The average annual headline inflation recorded 18.7 per cent during the fourth quarter of 2022, compared to its target of about 7 per cent.

The central bank is aiming for the 7 per cent rate, plus or minus 2 percentage points, by the fourth quarter of 2024. That matches the IMF’s forecast that inflation will ease to about 7 per cent by fiscal year 2024-25.

But analysts anticipate that inflation has not yet reached its peak.

Mr Khaled said consumer inflation figures due out next week could come in at about 23 to 24 per cent.

Naeem Holding also expects inflation to increase in January to about 23 per cent, "due to the fresh pass-through impacts of the 16 per cent EGP devaluation since the start of the new year".

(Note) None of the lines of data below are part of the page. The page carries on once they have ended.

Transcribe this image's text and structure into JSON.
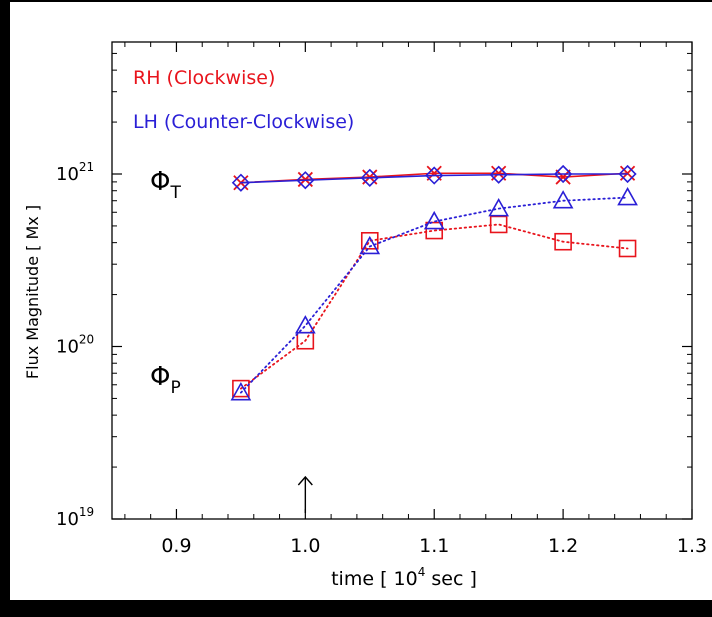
{
  "colors": {
    "background": "#ffffff",
    "frame": "#000000",
    "rh": "#e8141c",
    "lh": "#2a1fd6",
    "axis": "#000000"
  },
  "chart_data": {
    "type": "line",
    "xlabel": "time [ 10⁴ sec ]",
    "ylabel": "Flux Magnitude [ Mx ]",
    "xlim": [
      0.85,
      1.3
    ],
    "ylim": [
      1e+19,
      1e+21
    ],
    "yscale": "log",
    "x_ticks": [
      0.9,
      1.0,
      1.1,
      1.2,
      1.3
    ],
    "x_tick_labels": [
      "0.9",
      "1.0",
      "1.1",
      "1.2",
      "1.3"
    ],
    "y_ticks": [
      1e+19,
      1e+20,
      1e+21
    ],
    "y_tick_labels": [
      {
        "base": "10",
        "exp": "19"
      },
      {
        "base": "10",
        "exp": "20"
      },
      {
        "base": "10",
        "exp": "21"
      }
    ],
    "legend": {
      "placement": "top-left",
      "entries": [
        "RH (Clockwise)",
        "LH (Counter-Clockwise)"
      ]
    },
    "annotations": {
      "phi_t": {
        "symbol": "Φ",
        "sub": "T"
      },
      "phi_p": {
        "symbol": "Φ",
        "sub": "P"
      },
      "arrow_x": 1.0
    },
    "x": [
      0.95,
      1.0,
      1.05,
      1.1,
      1.15,
      1.2,
      1.25
    ],
    "series": [
      {
        "name": "RH (Clockwise)",
        "quantity": "Φ_T",
        "marker": "x",
        "line": "solid",
        "color_key": "rh",
        "values": [
          8.9e+20,
          9.3e+20,
          9.6e+20,
          1.01e+21,
          1.01e+21,
          9.6e+20,
          1.01e+21
        ]
      },
      {
        "name": "LH (Counter-Clockwise)",
        "quantity": "Φ_T",
        "marker": "diamond",
        "line": "solid",
        "color_key": "lh",
        "values": [
          8.9e+20,
          9.2e+20,
          9.5e+20,
          9.8e+20,
          9.9e+20,
          1e+21,
          1e+21
        ]
      },
      {
        "name": "RH (Clockwise)",
        "quantity": "Φ_P",
        "marker": "square",
        "line": "dotted",
        "color_key": "rh",
        "values": [
          5.7e+19,
          1.08e+20,
          4.1e+20,
          4.7e+20,
          5.1e+20,
          4.05e+20,
          3.7e+20
        ]
      },
      {
        "name": "LH (Counter-Clockwise)",
        "quantity": "Φ_P",
        "marker": "triangle",
        "line": "dotted",
        "color_key": "lh",
        "values": [
          5.4e+19,
          1.32e+20,
          3.8e+20,
          5.3e+20,
          6.3e+20,
          7e+20,
          7.3e+20
        ]
      }
    ]
  }
}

Inflation could peak in March because of an expected 10 per cent rise in fuel prices and "our assessment that the EGP [Egyptian pound] is close to equilibrium in the interbank market, anticipating no major swings from the current level", the investment bank said in a research note on Thursday.

Amr Elalfy, head of research at Cairo-based Prime Holding, said he expected the central bank would increase rates in March.

“The rationale is that inflation will stay higher for longer, peaking in Q1 2023 and coinciding with the Ramadan season before moderating in H2 2023,” he told The National.

Egypt opened Ramadan markets offering basic commodities at cheaper prices in January, nearly three months before the holy month, to help ease inflationary pressures.

Nearly one third of the country’s 104 million people live in poverty.

In an effort to preserve foreign currency supplies, many banks have placed limits on foreign cash withdrawals and the government has postponed some national projects.

Banque Misr and the National Bank of Egypt issued certificates of deposit with a record 25 per cent annual yield last month, pulling in 460 billion pounds ($15 billion) until they were taken off the market on Tuesday.